In Pfarreien zu gehen sei "charmant"

Heße antwortet, er könne vieles in diesem Text unterstreichen. "Ich kann mit den Begriffen Reue, Gewissen, Schuld, Fehler in diesem Kontext viel anfangen", versichert er. Für ihn sei klar: "Das, was ich da in Köln an Fehlern gemacht habe, das wird ein Leben lang mit mir mitgehen. Das werde ich nie los." Die Vorwürfe belasteten ihn tief. "Und ich weiß nicht, wie lange ich die Kraft habe, das zu tragen."

Die Idee, in die Kirchengemeinden zu gehen, bezeichnet der Erzbischof als "charmant". In seiner Auszeit habe er sich darauf eingestellt, künftig als einfacher Pastor zu wirken. Davor habe er keine Angst gehabt. Allerdings habe ihn Papst Franziskus nun zum Bischof bestellt. Vor dieser Aufgabe wolle er sich nicht drücken und sich künftig für Veränderungen in der Kirche einsetzen, etwa für eine Stärkung der Rolle der Frau.

Bild: ©dpa/Ulrich Perrey

Außenansicht des Hamburger Mariendoms, der Bischofskirche von Erzbischof Stefan Heße.

Aus dem Publikum kommen weitere Fragen nach konkreten Reformen in der Weltkirche und im Erzbistum Hamburg, nach einer Stärkung der kirchlichen Jugendarbeit, nach katholischen Schul- und Kitaplätzen, nach der Position der Kirche im Ukraine-Krieg. Heße hört geduldig zu, macht sich Notizen und antwortet ruhig und sachlich. Manchmal gerät der Rheinländer ins Erzählen oder erlaubt sich einen kleinen Scherz.

Immer wieder betont er, dass er bei seiner künftigen Arbeit Betroffene in den Mittelpunkt stellen wolle. Damit meine er nicht nur die Opfer von sexuellem Missbrauch, sondern auch Menschen, die von Benachteiligung, Armut oder Ausgrenzung betroffen seien. Eine Botschaft, die Heße in den vergangenen Wochen immer wieder in öffentlichen Äußerungen platziert hat und für die er an diesem Abend Applaus bekommt.

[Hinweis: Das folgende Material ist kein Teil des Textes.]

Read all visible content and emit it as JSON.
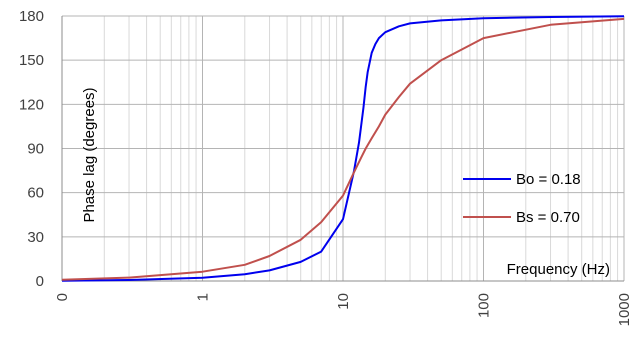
{
  "chart_data": {
    "type": "line",
    "xlabel": "Frequency (Hz)",
    "ylabel": "Phase lag (degrees)",
    "x_scale": "log",
    "x_tick_labels": [
      "0",
      "1",
      "10",
      "100",
      "1000"
    ],
    "y_ticks": [
      0,
      30,
      60,
      90,
      120,
      150,
      180
    ],
    "ylim": [
      0,
      180
    ],
    "grid": true,
    "legend_position": "right",
    "series": [
      {
        "name": "Bo = 0.18",
        "color": "#0000ee",
        "x": [
          0.1,
          0.3,
          1,
          2,
          3,
          5,
          7,
          10,
          12,
          13,
          14,
          14.5,
          15,
          16,
          17,
          18,
          20,
          25,
          30,
          50,
          100,
          300,
          1000
        ],
        "y": [
          0.2,
          0.7,
          2.2,
          4.6,
          7.2,
          13,
          20,
          42,
          75,
          94,
          118,
          132,
          142,
          155,
          161,
          165,
          169,
          173,
          175,
          177,
          178.5,
          179.3,
          179.8
        ]
      },
      {
        "name": "Bs = 0.70",
        "color": "#c0504d",
        "x": [
          0.1,
          0.3,
          1,
          2,
          3,
          5,
          7,
          10,
          12,
          13.5,
          14.5,
          16,
          18,
          20,
          25,
          30,
          50,
          100,
          300,
          1000
        ],
        "y": [
          0.8,
          2.3,
          6.3,
          11,
          17,
          28,
          40,
          58,
          74,
          84,
          90,
          97,
          105,
          113,
          125,
          134,
          150,
          165,
          174,
          178
        ]
      }
    ]
  }
}
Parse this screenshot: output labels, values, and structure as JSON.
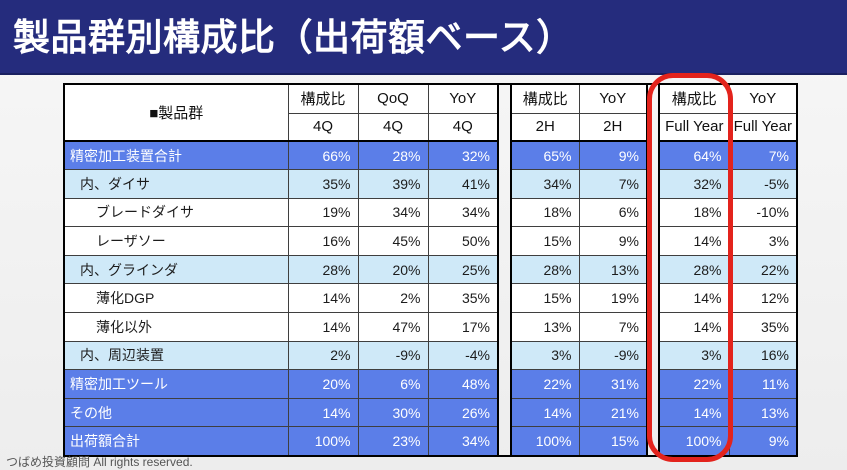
{
  "page": {
    "title": "製品群別構成比（出荷額ベース）",
    "footer": "つばめ投資顧問 All rights reserved."
  },
  "colors": {
    "banner_navy": "#252c7d",
    "total_row_blue": "#5b7ee8",
    "subtotal_row_light_blue": "#cfe9f8",
    "highlight_red": "#e3231c"
  },
  "table": {
    "name_header": "■製品群",
    "groups": [
      {
        "cols": [
          {
            "label": "構成比",
            "sub": "4Q"
          },
          {
            "label": "QoQ",
            "sub": "4Q"
          },
          {
            "label": "YoY",
            "sub": "4Q"
          }
        ]
      },
      {
        "cols": [
          {
            "label": "構成比",
            "sub": "2H"
          },
          {
            "label": "YoY",
            "sub": "2H"
          }
        ]
      },
      {
        "cols": [
          {
            "label": "構成比",
            "sub": "Full Year"
          },
          {
            "label": "YoY",
            "sub": "Full Year"
          }
        ]
      }
    ],
    "rows": [
      {
        "name": "精密加工装置合計",
        "level": 1,
        "values": [
          "66%",
          "28%",
          "32%",
          "65%",
          "9%",
          "64%",
          "7%"
        ]
      },
      {
        "name": "内、ダイサ",
        "level": 2,
        "values": [
          "35%",
          "39%",
          "41%",
          "34%",
          "7%",
          "32%",
          "-5%"
        ]
      },
      {
        "name": "ブレードダイサ",
        "level": 3,
        "values": [
          "19%",
          "34%",
          "34%",
          "18%",
          "6%",
          "18%",
          "-10%"
        ]
      },
      {
        "name": "レーザソー",
        "level": 3,
        "values": [
          "16%",
          "45%",
          "50%",
          "15%",
          "9%",
          "14%",
          "3%"
        ]
      },
      {
        "name": "内、グラインダ",
        "level": 2,
        "values": [
          "28%",
          "20%",
          "25%",
          "28%",
          "13%",
          "28%",
          "22%"
        ]
      },
      {
        "name": "薄化DGP",
        "level": 3,
        "values": [
          "14%",
          "2%",
          "35%",
          "15%",
          "19%",
          "14%",
          "12%"
        ]
      },
      {
        "name": "薄化以外",
        "level": 3,
        "values": [
          "14%",
          "47%",
          "17%",
          "13%",
          "7%",
          "14%",
          "35%"
        ]
      },
      {
        "name": "内、周辺装置",
        "level": 2,
        "values": [
          "2%",
          "-9%",
          "-4%",
          "3%",
          "-9%",
          "3%",
          "16%"
        ]
      },
      {
        "name": "精密加工ツール",
        "level": 1,
        "values": [
          "20%",
          "6%",
          "48%",
          "22%",
          "31%",
          "22%",
          "11%"
        ]
      },
      {
        "name": "その他",
        "level": 1,
        "values": [
          "14%",
          "30%",
          "26%",
          "14%",
          "21%",
          "14%",
          "13%"
        ]
      },
      {
        "name": "出荷額合計",
        "level": 1,
        "values": [
          "100%",
          "23%",
          "34%",
          "100%",
          "15%",
          "100%",
          "9%"
        ]
      }
    ]
  }
}
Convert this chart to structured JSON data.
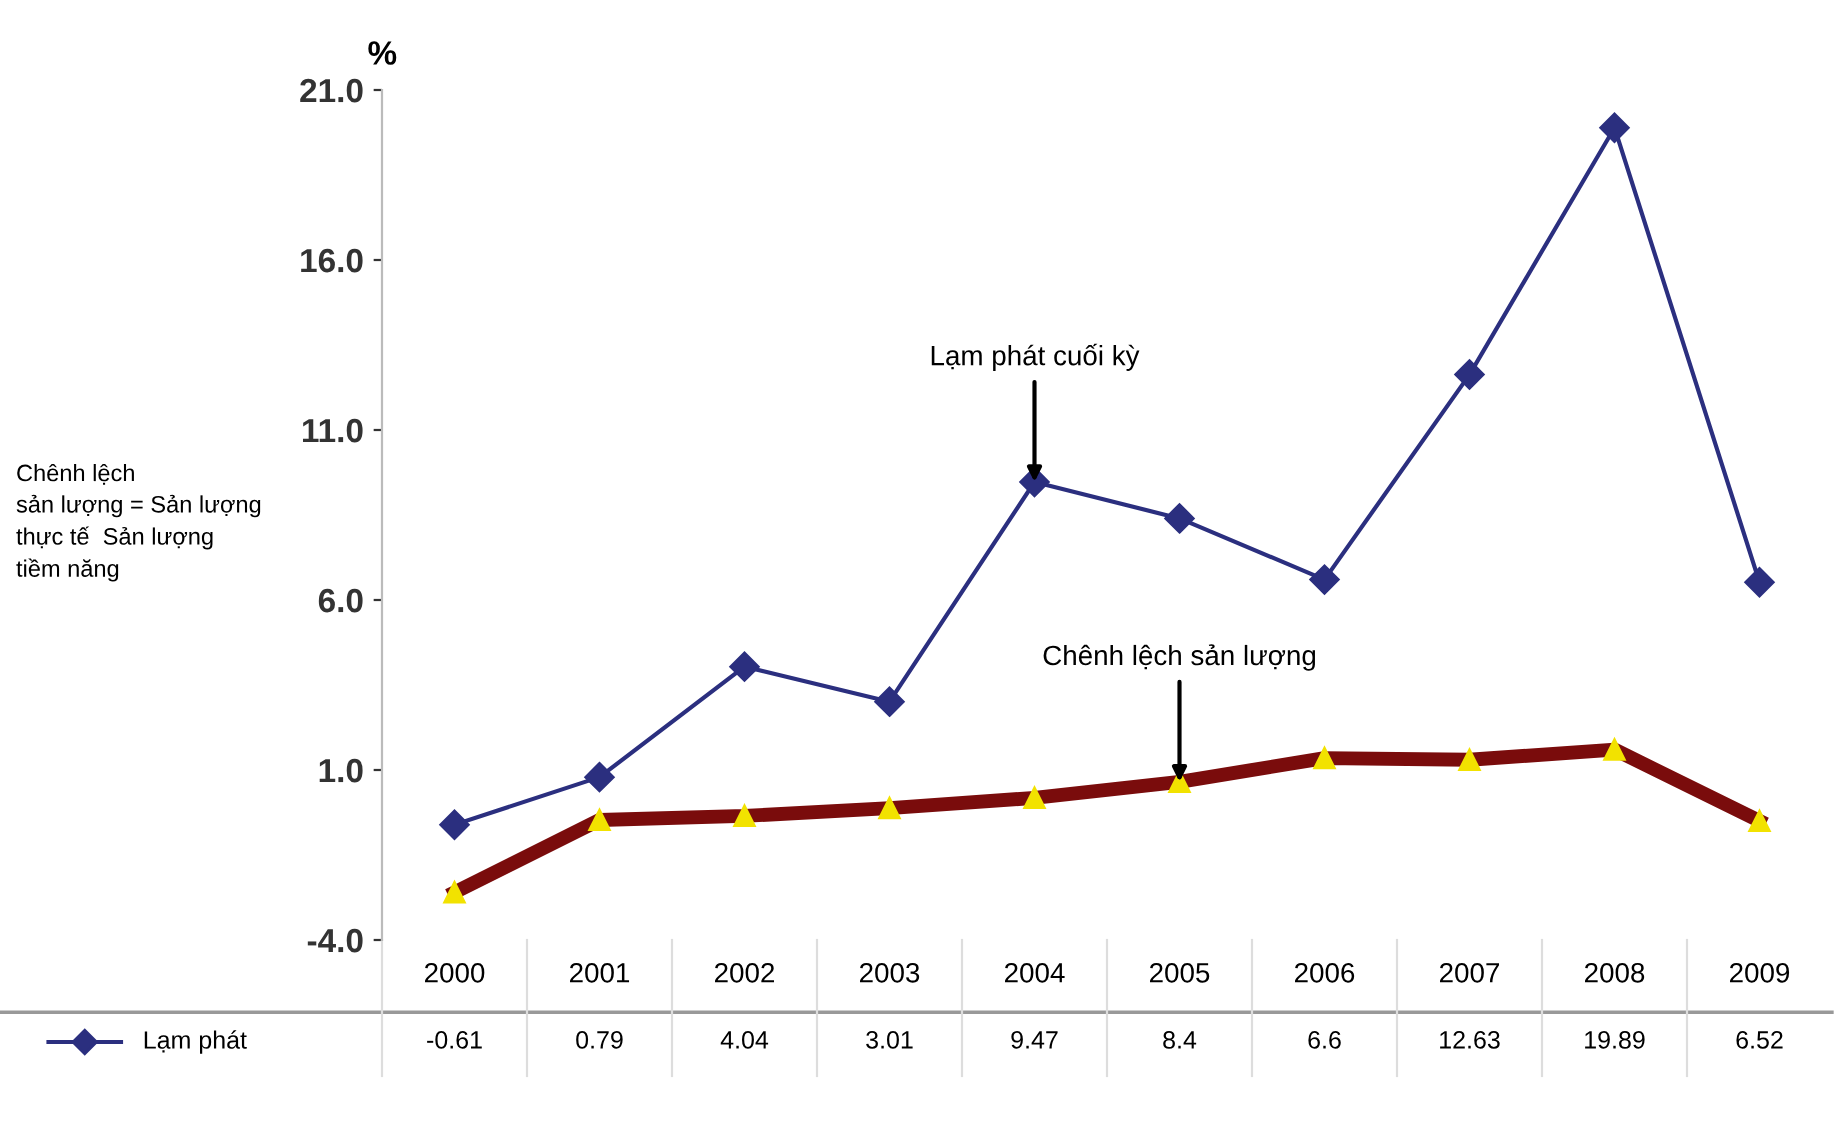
{
  "chart_data": {
    "type": "line",
    "ylabel": "%",
    "categories": [
      "2000",
      "2001",
      "2002",
      "2003",
      "2004",
      "2005",
      "2006",
      "2007",
      "2008",
      "2009"
    ],
    "series": [
      {
        "name": "Lạm phát",
        "color": "#2b2f7f",
        "marker": "diamond",
        "values": [
          -0.61,
          0.79,
          4.04,
          3.01,
          9.47,
          8.4,
          6.6,
          12.63,
          19.89,
          6.52
        ],
        "value_labels": [
          "-0.61",
          "0.79",
          "4.04",
          "3.01",
          "9.47",
          "8.4",
          "6.6",
          "12.63",
          "19.89",
          "6.52"
        ]
      },
      {
        "color": "#7a0c0c",
        "marker": "triangle",
        "values": [
          -2.6,
          -0.47,
          -0.35,
          -0.12,
          0.18,
          0.65,
          1.35,
          1.3,
          1.6,
          -0.5
        ]
      }
    ],
    "ylim": [
      -4,
      21
    ],
    "yticks": [
      {
        "value": -4,
        "label": "-4.0"
      },
      {
        "value": 1,
        "label": "1.0"
      },
      {
        "value": 6,
        "label": "6.0"
      },
      {
        "value": 11,
        "label": "11.0"
      },
      {
        "value": 16,
        "label": "16.0"
      },
      {
        "value": 21,
        "label": "21.0"
      }
    ],
    "grid": false,
    "legend": "bottom left",
    "annotations": [
      {
        "text": "Lạm phát cuối kỳ",
        "x": "2004",
        "y": 9.47
      },
      {
        "text": "Chênh lệch sản lượng",
        "x": "2005",
        "y": 0.65
      },
      "Chênh lệch\nsản lượng = Sản lượng\nthực tế  Sản lượng\ntiềm năng"
    ]
  }
}
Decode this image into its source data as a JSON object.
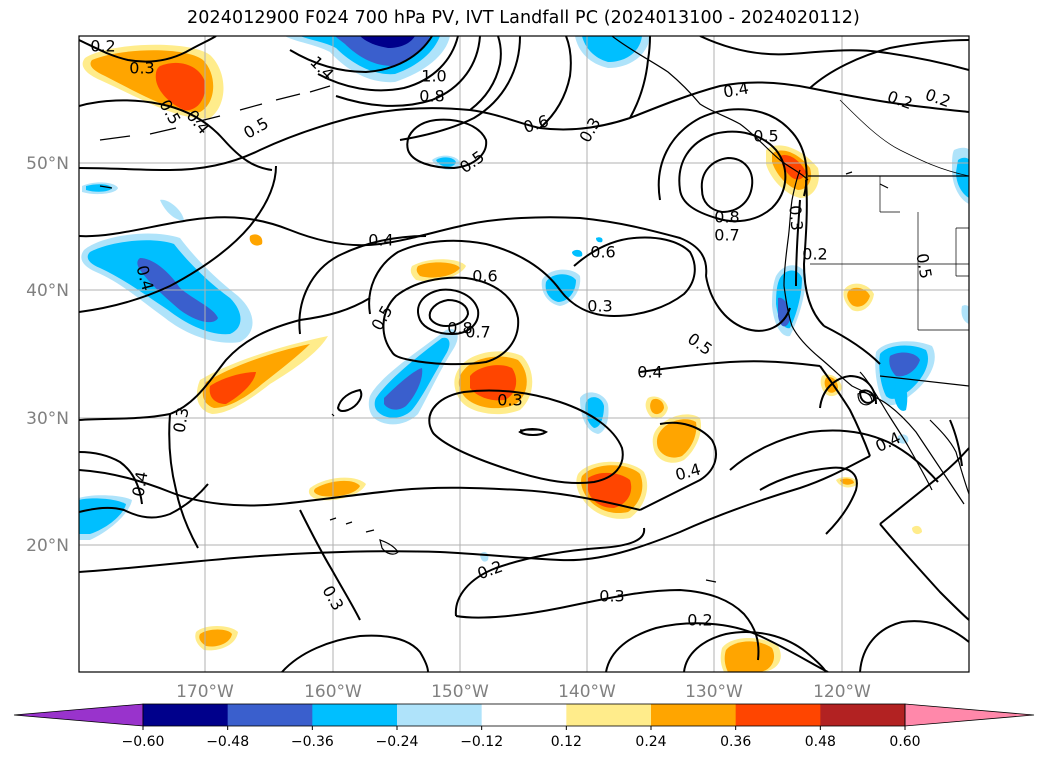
{
  "title": "2024012900 F024 700 hPa PV, IVT Landfall PC (2024013100 - 2024020112)",
  "map": {
    "lat_labels": [
      "50°N",
      "40°N",
      "30°N",
      "20°N"
    ],
    "lon_labels": [
      "170°W",
      "160°W",
      "150°W",
      "140°W",
      "130°W",
      "120°W"
    ],
    "contour_labels": [
      "0.2",
      "0.3",
      "0.5",
      "0.4",
      "0.5",
      "1.4",
      "1.0",
      "0.8",
      "0.6",
      "0.3",
      "0.5",
      "0.6",
      "0.4",
      "0.5",
      "0.8",
      "0.7",
      "0.3",
      "0.2",
      "0.5",
      "0.4",
      "0.5",
      "0.4",
      "0.6",
      "0.8",
      "0.7",
      "0.3",
      "0.5",
      "0.4",
      "0.3",
      "0.3",
      "0.4",
      "0.4",
      "0.4",
      "0.2",
      "0.2",
      "0.2",
      "0.3",
      "0.3",
      "0.2"
    ]
  },
  "colorbar": {
    "ticks": [
      "−0.60",
      "−0.48",
      "−0.36",
      "−0.24",
      "−0.12",
      "0.12",
      "0.24",
      "0.36",
      "0.48",
      "0.60"
    ],
    "colors": [
      "#9933cc",
      "#00008b",
      "#3a5fcd",
      "#00bfff",
      "#afe3fa",
      "#ffffff",
      "#ffec8b",
      "#ffa500",
      "#ff4500",
      "#b22222",
      "#ff88aa"
    ]
  }
}
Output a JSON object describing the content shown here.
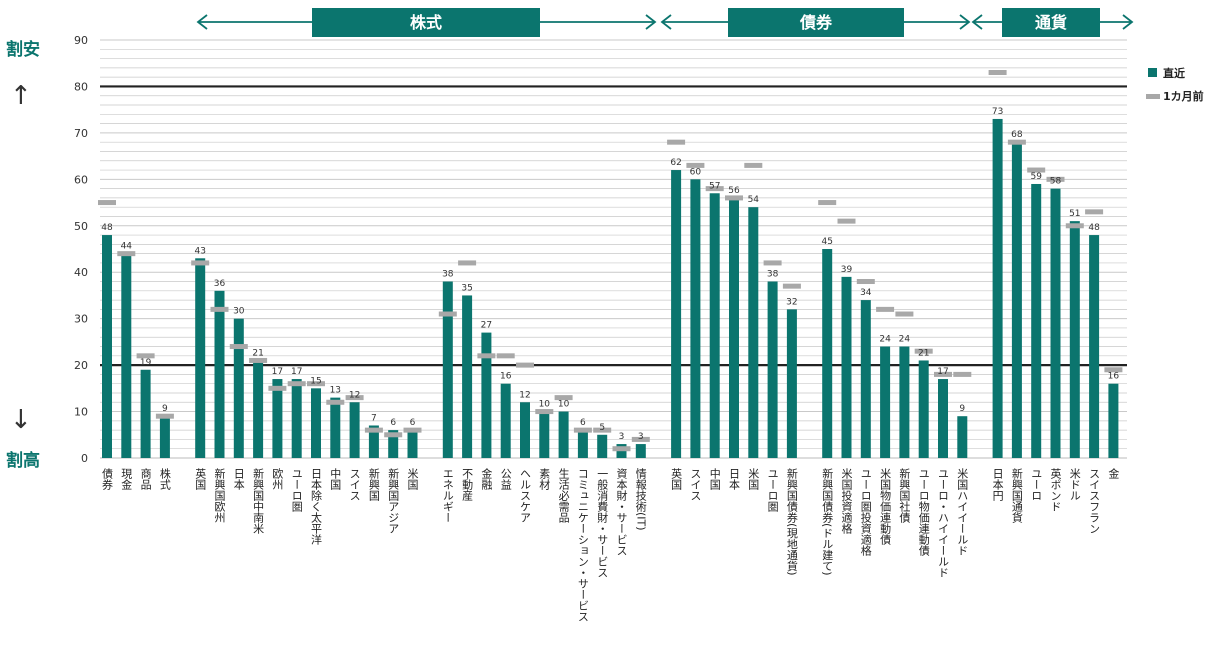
{
  "header_labels": {
    "stocks": "株式",
    "bonds": "債券",
    "currency": "通貨"
  },
  "side_labels": {
    "cheap": "割安",
    "expensive": "割高",
    "arrow_up": "↑",
    "arrow_down": "↓"
  },
  "legend": {
    "current": "直近",
    "previous": "1カ月前"
  },
  "colors": {
    "bar": "#0b756e",
    "prev": "#a8a8a8",
    "threshold": "#222222"
  },
  "chart_data": {
    "type": "bar",
    "ylim": [
      0,
      90
    ],
    "yticks": [
      0,
      10,
      20,
      30,
      40,
      50,
      60,
      70,
      80,
      90
    ],
    "thresholds": [
      20,
      80
    ],
    "groups": [
      {
        "items": [
          {
            "label": "債券",
            "value": 48,
            "prev": 55
          },
          {
            "label": "現金",
            "value": 44,
            "prev": 44
          },
          {
            "label": "商品",
            "value": 19,
            "prev": 22
          },
          {
            "label": "株式",
            "value": 9,
            "prev": 9
          }
        ]
      },
      {
        "items": [
          {
            "label": "英国",
            "value": 43,
            "prev": 42
          },
          {
            "label": "新興国欧州",
            "value": 36,
            "prev": 32
          },
          {
            "label": "日本",
            "value": 30,
            "prev": 24
          },
          {
            "label": "新興国中南米",
            "value": 21,
            "prev": 21
          },
          {
            "label": "欧州",
            "value": 17,
            "prev": 15
          },
          {
            "label": "ユーロ圏",
            "value": 17,
            "prev": 16
          },
          {
            "label": "日本除く太平洋",
            "value": 15,
            "prev": 16
          },
          {
            "label": "中国",
            "value": 13,
            "prev": 12
          },
          {
            "label": "スイス",
            "value": 12,
            "prev": 13
          },
          {
            "label": "新興国",
            "value": 7,
            "prev": 6
          },
          {
            "label": "新興国アジア",
            "value": 6,
            "prev": 5
          },
          {
            "label": "米国",
            "value": 6,
            "prev": 6
          }
        ]
      },
      {
        "items": [
          {
            "label": "エネルギー",
            "value": 38,
            "prev": 31
          },
          {
            "label": "不動産",
            "value": 35,
            "prev": 42
          },
          {
            "label": "金融",
            "value": 27,
            "prev": 22
          },
          {
            "label": "公益",
            "value": 16,
            "prev": 22
          },
          {
            "label": "ヘルスケア",
            "value": 12,
            "prev": 20
          },
          {
            "label": "素材",
            "value": 10,
            "prev": 10
          },
          {
            "label": "生活必需品",
            "value": 10,
            "prev": 13
          },
          {
            "label": "コミュニケーション・サービス",
            "value": 6,
            "prev": 6
          },
          {
            "label": "一般消費財・サービス",
            "value": 5,
            "prev": 6
          },
          {
            "label": "資本財・サービス",
            "value": 3,
            "prev": 2
          },
          {
            "label": "情報技術(IT)",
            "value": 3,
            "prev": 4
          }
        ]
      },
      {
        "items": [
          {
            "label": "英国",
            "value": 62,
            "prev": 68
          },
          {
            "label": "スイス",
            "value": 60,
            "prev": 63
          },
          {
            "label": "中国",
            "value": 57,
            "prev": 58
          },
          {
            "label": "日本",
            "value": 56,
            "prev": 56
          },
          {
            "label": "米国",
            "value": 54,
            "prev": 63
          },
          {
            "label": "ユーロ圏",
            "value": 38,
            "prev": 42
          },
          {
            "label": "新興国債券(現地通貨)",
            "value": 32,
            "prev": 37
          }
        ]
      },
      {
        "items": [
          {
            "label": "新興国債券(ドル建て)",
            "value": 45,
            "prev": 55
          },
          {
            "label": "米国投資適格",
            "value": 39,
            "prev": 51
          },
          {
            "label": "ユーロ圏投資適格",
            "value": 34,
            "prev": 38
          },
          {
            "label": "米国物価連動債",
            "value": 24,
            "prev": 32
          },
          {
            "label": "新興国社債",
            "value": 24,
            "prev": 31
          },
          {
            "label": "ユーロ物価連動債",
            "value": 21,
            "prev": 23
          },
          {
            "label": "ユーロ・ハイイールド",
            "value": 17,
            "prev": 18
          },
          {
            "label": "米国ハイイールド",
            "value": 9,
            "prev": 18
          }
        ]
      },
      {
        "items": [
          {
            "label": "日本円",
            "value": 73,
            "prev": 83
          },
          {
            "label": "新興国通貨",
            "value": 68,
            "prev": 68
          },
          {
            "label": "ユーロ",
            "value": 59,
            "prev": 62
          },
          {
            "label": "英ポンド",
            "value": 58,
            "prev": 60
          },
          {
            "label": "米ドル",
            "value": 51,
            "prev": 50
          },
          {
            "label": "スイスフラン",
            "value": 48,
            "prev": 53
          },
          {
            "label": "金",
            "value": 16,
            "prev": 19
          }
        ]
      }
    ]
  }
}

Positives Zeugnis für Heße

Viele Teilnehmer stellen ihm ein positives Zeugnis aus. "Ich erlebe Sie als jemanden, der etwas voranbringen will und der nicht zu den Konservativen und Bremsern gehört", sagt etwa Melanie Giering. Die Hamburgerin ist eine der jüngsten Teilnehmerinnen beim bundesweiten Reformprozess der katholischen Kirche, dem Synodalen Weg. Eine Frau dankt Heße für seine "offenen Worte". Und ein Mann meint mit norddeutscher Gelassenheit: "Herr Erzbischof, Sie sind halt so, wie sie sind."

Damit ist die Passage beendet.